Preprocessing: Read the audio signal that you want to modify for pitch and formant adjustment. Perform any necessary preprocessing steps, such as resampling or windowing, to prepare the signal for processing.
Pitch analysis: Use a pitch analysis algorithm (e.g., autocorrelation, cepstral analysis, or harmonic product spectrum) to estimate the pitch period or fundamental frequency of the signal. This step helps in determining the pitch adjustment factor.
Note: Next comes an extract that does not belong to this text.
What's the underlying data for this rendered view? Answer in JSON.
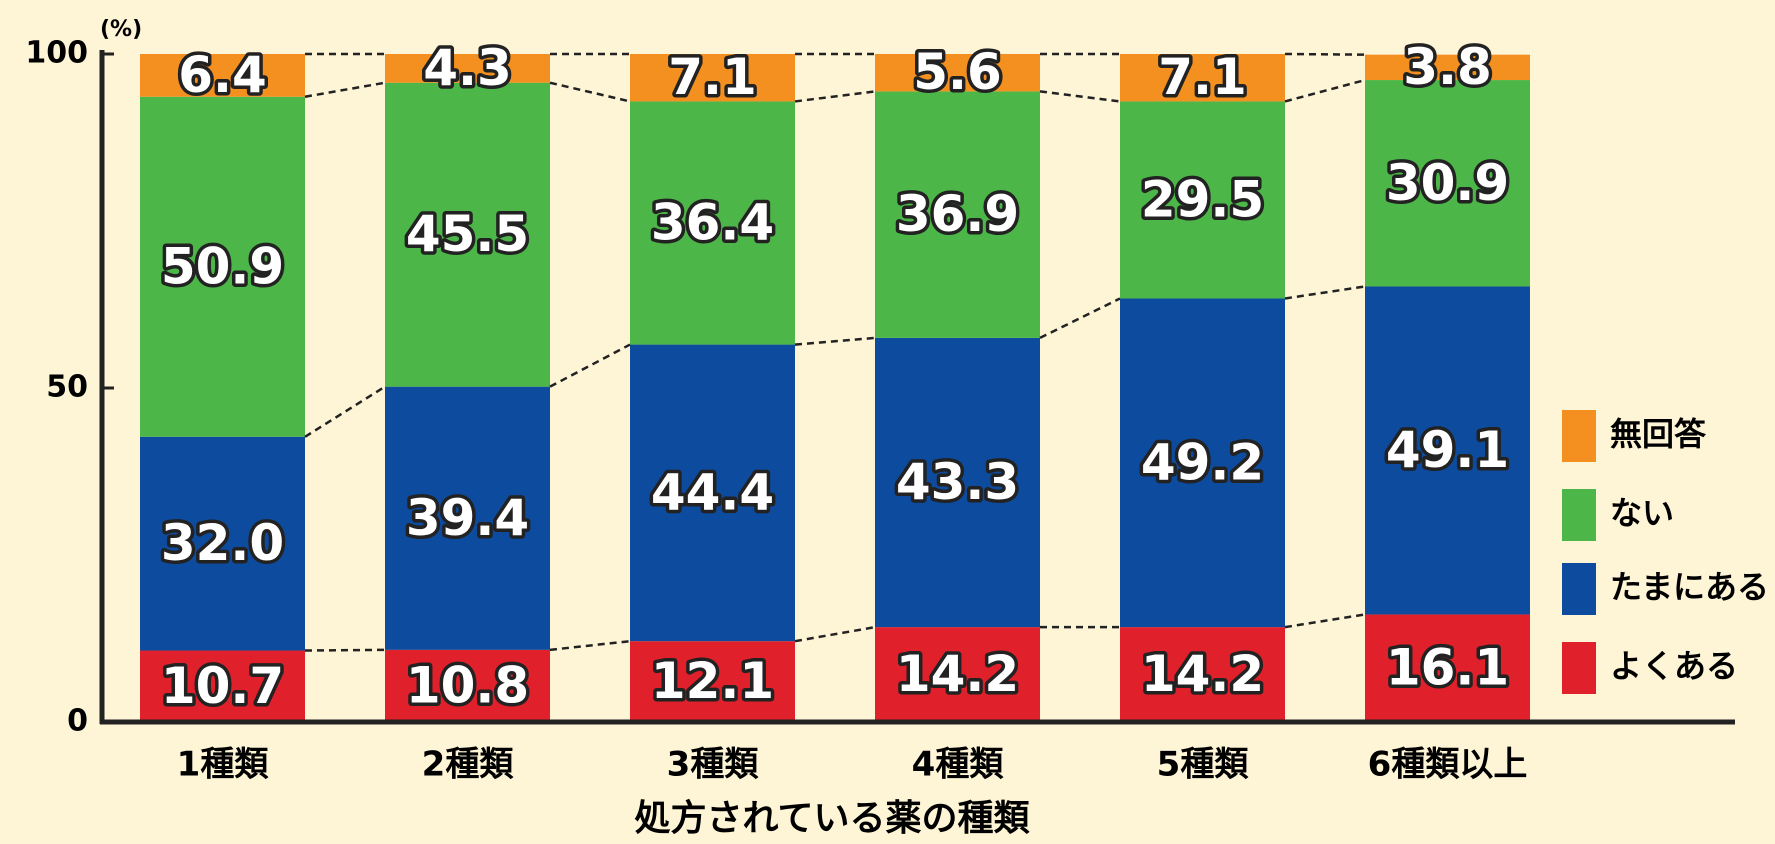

Formant analysis: Employ a formant analysis algorithm (e.g., linear predictive coding) to extract the formant frequencies and bandwidths from the signal. This step aids in determining the formant adjustment factors.
Time Domain Pitch-Synchronous OverLap and Add (TD-POSLA): Apply the TD-POSLA algorithm to modify the pitch and formants of the signal. The TD-POSLA algorithm involves the following steps:
a. Determine the desired pitch adjustment factor based on the target pitch and the estimated pitch from step 3.
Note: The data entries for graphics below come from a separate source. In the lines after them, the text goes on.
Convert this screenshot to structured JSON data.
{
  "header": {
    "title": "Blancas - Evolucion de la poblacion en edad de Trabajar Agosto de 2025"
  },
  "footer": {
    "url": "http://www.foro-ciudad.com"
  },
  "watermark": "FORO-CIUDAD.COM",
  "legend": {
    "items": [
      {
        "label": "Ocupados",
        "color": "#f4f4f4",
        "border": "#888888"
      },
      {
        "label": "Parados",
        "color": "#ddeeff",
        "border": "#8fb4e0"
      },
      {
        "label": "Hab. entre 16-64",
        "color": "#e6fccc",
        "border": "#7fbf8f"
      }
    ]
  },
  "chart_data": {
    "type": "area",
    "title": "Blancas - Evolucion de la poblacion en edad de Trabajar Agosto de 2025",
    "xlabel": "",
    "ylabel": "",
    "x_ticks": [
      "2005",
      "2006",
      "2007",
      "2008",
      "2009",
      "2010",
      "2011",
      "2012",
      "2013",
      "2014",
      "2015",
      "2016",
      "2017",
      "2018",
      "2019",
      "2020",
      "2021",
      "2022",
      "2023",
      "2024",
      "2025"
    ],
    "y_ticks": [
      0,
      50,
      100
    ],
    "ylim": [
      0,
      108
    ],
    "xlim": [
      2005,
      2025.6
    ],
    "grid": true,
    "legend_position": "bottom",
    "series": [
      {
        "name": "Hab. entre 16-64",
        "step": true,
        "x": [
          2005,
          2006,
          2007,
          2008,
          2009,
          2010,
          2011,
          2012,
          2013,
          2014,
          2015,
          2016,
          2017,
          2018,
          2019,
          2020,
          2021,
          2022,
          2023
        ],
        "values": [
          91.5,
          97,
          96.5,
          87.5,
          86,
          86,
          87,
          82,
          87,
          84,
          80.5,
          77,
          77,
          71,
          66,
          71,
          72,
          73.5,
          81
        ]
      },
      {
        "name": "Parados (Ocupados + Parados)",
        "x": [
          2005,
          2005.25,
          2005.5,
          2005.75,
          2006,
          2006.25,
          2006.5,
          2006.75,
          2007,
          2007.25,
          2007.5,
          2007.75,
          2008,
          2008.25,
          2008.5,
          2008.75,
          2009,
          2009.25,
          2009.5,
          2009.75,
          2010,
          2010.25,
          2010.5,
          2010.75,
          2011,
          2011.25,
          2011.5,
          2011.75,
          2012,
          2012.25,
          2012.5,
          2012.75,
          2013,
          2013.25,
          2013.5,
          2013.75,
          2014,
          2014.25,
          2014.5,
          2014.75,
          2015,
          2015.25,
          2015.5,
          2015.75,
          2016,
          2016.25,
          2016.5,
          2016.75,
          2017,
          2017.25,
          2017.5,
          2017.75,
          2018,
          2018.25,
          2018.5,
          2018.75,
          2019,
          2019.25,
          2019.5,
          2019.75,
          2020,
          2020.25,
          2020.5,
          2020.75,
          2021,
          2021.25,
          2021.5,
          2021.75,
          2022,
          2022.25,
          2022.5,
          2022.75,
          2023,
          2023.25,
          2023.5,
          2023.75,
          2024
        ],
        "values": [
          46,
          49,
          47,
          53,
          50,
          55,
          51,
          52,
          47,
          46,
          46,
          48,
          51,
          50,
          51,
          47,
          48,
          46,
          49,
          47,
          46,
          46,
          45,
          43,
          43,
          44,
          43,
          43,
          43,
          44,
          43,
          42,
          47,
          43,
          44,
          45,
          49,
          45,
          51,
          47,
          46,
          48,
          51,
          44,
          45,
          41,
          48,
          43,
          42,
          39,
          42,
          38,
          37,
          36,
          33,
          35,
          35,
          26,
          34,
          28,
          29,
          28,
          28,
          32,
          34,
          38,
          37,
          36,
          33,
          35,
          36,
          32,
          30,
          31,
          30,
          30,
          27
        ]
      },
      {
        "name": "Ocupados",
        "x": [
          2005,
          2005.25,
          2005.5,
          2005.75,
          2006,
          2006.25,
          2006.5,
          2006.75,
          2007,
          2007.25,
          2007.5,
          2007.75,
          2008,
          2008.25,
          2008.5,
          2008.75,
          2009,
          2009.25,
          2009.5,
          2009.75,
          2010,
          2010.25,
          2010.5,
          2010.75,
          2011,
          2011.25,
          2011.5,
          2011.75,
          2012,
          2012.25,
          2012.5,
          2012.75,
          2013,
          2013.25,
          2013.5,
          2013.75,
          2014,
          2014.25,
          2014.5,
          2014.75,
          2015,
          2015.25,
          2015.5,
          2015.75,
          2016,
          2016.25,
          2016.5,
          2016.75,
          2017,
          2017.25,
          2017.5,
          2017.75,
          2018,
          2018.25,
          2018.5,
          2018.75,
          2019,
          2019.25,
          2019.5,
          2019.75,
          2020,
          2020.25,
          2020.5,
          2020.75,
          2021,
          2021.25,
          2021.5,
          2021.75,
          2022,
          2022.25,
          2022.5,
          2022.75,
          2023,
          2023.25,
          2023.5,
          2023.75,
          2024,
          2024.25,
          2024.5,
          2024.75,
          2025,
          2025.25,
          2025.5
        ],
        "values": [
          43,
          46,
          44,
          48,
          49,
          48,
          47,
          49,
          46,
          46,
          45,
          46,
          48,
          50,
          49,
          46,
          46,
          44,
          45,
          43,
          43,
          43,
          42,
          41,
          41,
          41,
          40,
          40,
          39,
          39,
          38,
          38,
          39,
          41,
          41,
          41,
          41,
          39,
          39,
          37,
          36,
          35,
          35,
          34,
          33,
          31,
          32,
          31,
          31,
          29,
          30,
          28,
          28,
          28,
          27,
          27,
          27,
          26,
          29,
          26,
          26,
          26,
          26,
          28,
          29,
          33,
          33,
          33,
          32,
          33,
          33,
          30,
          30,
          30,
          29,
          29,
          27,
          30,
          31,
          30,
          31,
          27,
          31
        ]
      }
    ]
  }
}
b. Determine the desired formant adjustment factors based on the target formant frequencies and bandwidths and the estimated formant information from step 4.
c. Divide the input signal into overlapping frames.
d. For each frame:
i. Adjust the pitch of the frame by modifying its length according to the pitch adjustment factor.
ii. Adjust the formants of the frame by modifying the frequencies and bandwidths based on the formant adjustment factors.
iii. Overlap and add the modified frame to reconstruct the output signal.
e. Repeat step 5d for each frame until the entire input signal is processed.
Post-processing: Apply any necessary post-processing steps, such as windowing or normalization, to the modified signal to ensure a smooth transition between frames and an appropriate amplitude range.
Output: Save the modified signal to a file or use it for further processing or analysis.
It's important to note that implementing TD-POSLA for pitch and formant adjustment using the NE10 library requires a good understanding of digital signal processing concepts, including pitch and formant analysis techniques. Additionally, you may need to consult the NE10 library documentation and examples to understand the specific functions and data structures available for audio signal processing in the library.